1L’arrivée, annoncée ici et là, des « nouveaux pères », investis et valorisés dans les soins domestiques et éducatifs aux enfants, est-elle observable dans la réalité ? Une revue de la littérature scientifique récente sur le sujet nous indique qu’elle l’est en partie parmi les pères séparés et divorcés. Ce que la situation de ces derniers a de spécifique nous éclaire en creux sur la notion de travail parental, sur les pères et mères d’aujourd’hui et sur la persistance de modèles et de pratiques « genrées » différenciés.
2La notion de travail parental apparaît comme un fécond révélateur de l’évolution des statuts et des rôles sexués au sein du couple et de la famille. Recouvrant les différents gestes, savoir-faire et compétences liés à l’accomplissement des soins et des tâches relatifs à l’éducation quotidienne des enfants, elle requalifie des actes traditionnellement attribués à la sphère féminine. Les termes évoquant un « travail », un « métier » et des « carrières » associés aux fonctions parentales sont issus du monde professionnel, univers de sociabilité qui fut traditionnellement celui des hommes entre eux, et lieu privilégié de la construction des identités masculines. L’égalitarisation des rôles de genre est, en outre, plus rapide dans la sphère professionnelle que dans la sphère familiale. L’idée d’un travail parental tend donc à neutraliser des tâches, des attitudes et des fonctions longtemps associées à la maternité, et dont on attend désormais qu’elles soient également investies par les hommes. Les normes psychosociales encouragent en effet ces derniers, au nom d’un partage plus égalitaire, à investir une relation paternelle « nourricière », quotidienne et plus individualisée (Neyrand, 2000 ; Castelain-Meunier, 2002 ; Bergonnier-Dupuy et Robin, 2007). Le concept de travail parental se fait ainsi l’écho d’un modèle social et juridique qui promeut, en France comme dans la majeure partie des pays occidentaux, l’égalité et la coparentalité. Mais le risque est alors d’occulter la réalité des asymétries présentes dans l’accomplissement des tâches et des rôles parentaux.
L’asymétrie du travail parental dans les situations de séparation
3La rupture conjugale et l’organisation postséparation de la prise en charge des enfants sont des événements particulièrement révélateurs de ces asymétries. De nombreux travaux portant sur le divorce et sur les familles recomposées soulignent ainsi le maintien d’une répartition des rôles et des tâches qui laisse à la mère la plus grande part des responsabilités et des contraintes parentales, si bien que les premières recherches françaises sur les rapports de genre au sein des organisations familiales succédant à la rupture évoquaient une forme de « monoparentalité éducative » produite par une forte tendance à la « matricentralité » (Blöss, 1996 ; Cadolle, 2000). Ainsi le travail parental repose principalement et majoritairement sur des mères assumant la plus grande partie des tâches éducatives et domestiques dans les configurations familiales issues des divorces et des séparations. De manière symétrique, le statut et le rôle des pères séparés ou divorcés ont, le plus souvent, été analysés en référence aux notions de retrait, d’éloignement, d’absence, de défaillance et de non-investissement dans la relation aux enfants.

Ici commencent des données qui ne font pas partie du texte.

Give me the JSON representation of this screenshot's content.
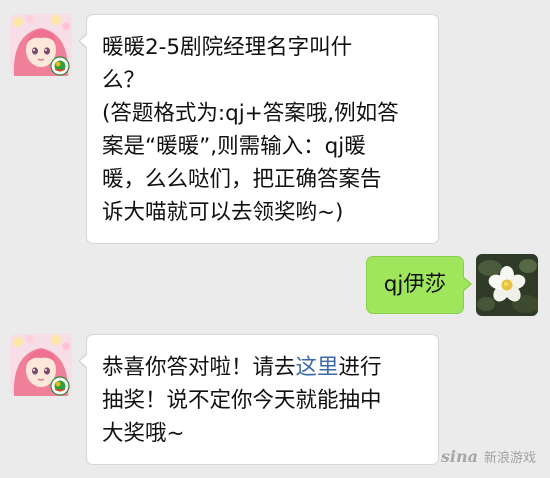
{
  "messages": [
    {
      "sender": "incoming",
      "avatar_icon": "anime-girl-avatar-icon",
      "lines": [
        "暖暖2-5剧院经理名字叫什",
        "么？",
        "(答题格式为:qj+答案哦,例如答",
        "案是“暖暖”,则需输入：qj暖",
        "暖，么么哒们，把正确答案告",
        "诉大喵就可以去领奖哟~)"
      ]
    },
    {
      "sender": "outgoing",
      "avatar_icon": "white-flower-avatar-icon",
      "text": "qj伊莎"
    },
    {
      "sender": "incoming",
      "avatar_icon": "anime-girl-avatar-icon",
      "line1_before": "恭喜你答对啦！请去",
      "line1_link": "这里",
      "line1_after": "进行",
      "lines_rest": [
        "抽奖！说不定你今天就能抽中",
        "大奖哦~"
      ]
    }
  ],
  "watermark": {
    "logo": "sina",
    "text": "新浪游戏"
  },
  "colors": {
    "background": "#ebebeb",
    "incoming_bubble": "#ffffff",
    "outgoing_bubble": "#a0e65c",
    "link": "#3a6aa8"
  }
}
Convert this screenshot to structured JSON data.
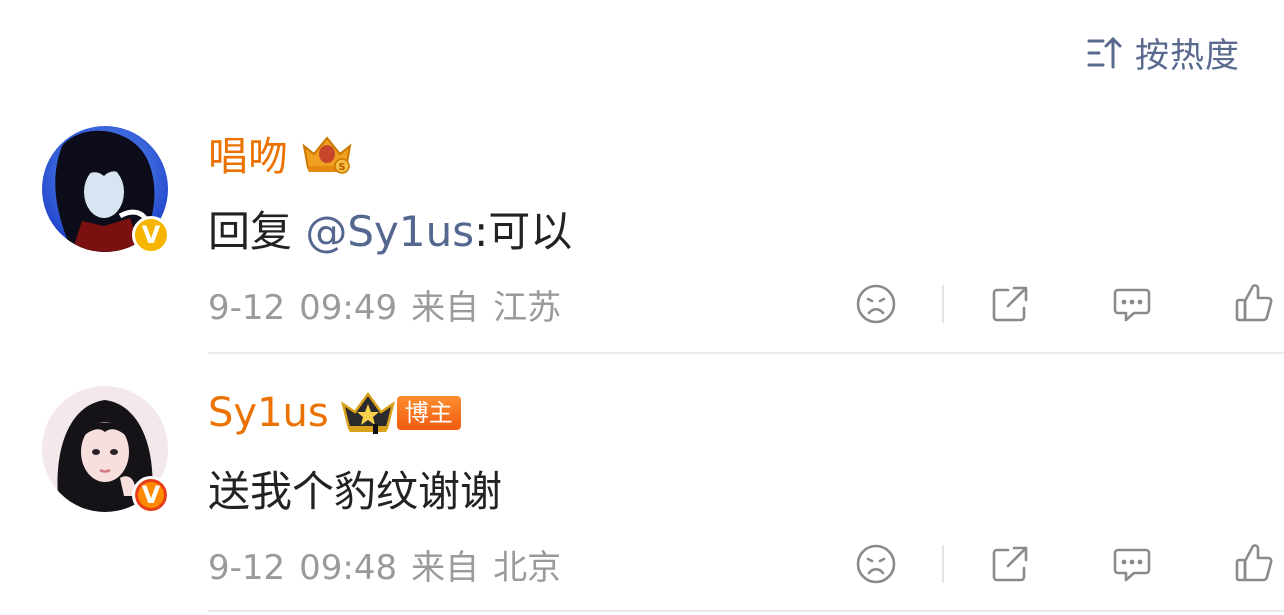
{
  "sort": {
    "label": "按热度",
    "icon": "sort-up-icon"
  },
  "comments": [
    {
      "name": "唱吻",
      "name_badge": "crown-s-icon",
      "verified_color": "#f7b500",
      "verified_letter": "V",
      "text_prefix": "回复 ",
      "mention": "@Sy1us",
      "text_suffix": ":可以",
      "date": "9-12",
      "time": "09:49",
      "from": "来自",
      "location": "江苏"
    },
    {
      "name": "Sy1us",
      "name_badge": "crown-star-icon",
      "role_badge": "博主",
      "verified_color": "#ff8a00",
      "verified_letter": "V",
      "text": "送我个豹纹谢谢",
      "date": "9-12",
      "time": "09:48",
      "from": "来自",
      "location": "北京"
    }
  ],
  "colors": {
    "name": "#eb7200",
    "mention": "#53678f",
    "meta": "#9a9a9a",
    "icon": "#8a8a8a"
  }
}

4Il est vrai que dans un contexte où les enfants vivent au domicile maternel dans neuf cas sur dix (Bonvalet et Lelièvre, 2006), le droit de visite et d’hébergement attribué aux pères ou demandé par eux [1] offre un espace limité à l’accomplissement du travail parental, dès lors qu’il circonscrit ou empêche l’expérience de la quotidienneté et de la corésidence (Martial, 2003). Discontinue, enclose dans un temps réduit et soumise à l’appréciation positive des visites par l’enfant, la relation paternelle devient vouée à des activités récréatives orchestrées par des « Disneyland dads » (Stewards, 1999) qui laissent à la mère l’essentiel de la charge pratique et mentale du travail parental.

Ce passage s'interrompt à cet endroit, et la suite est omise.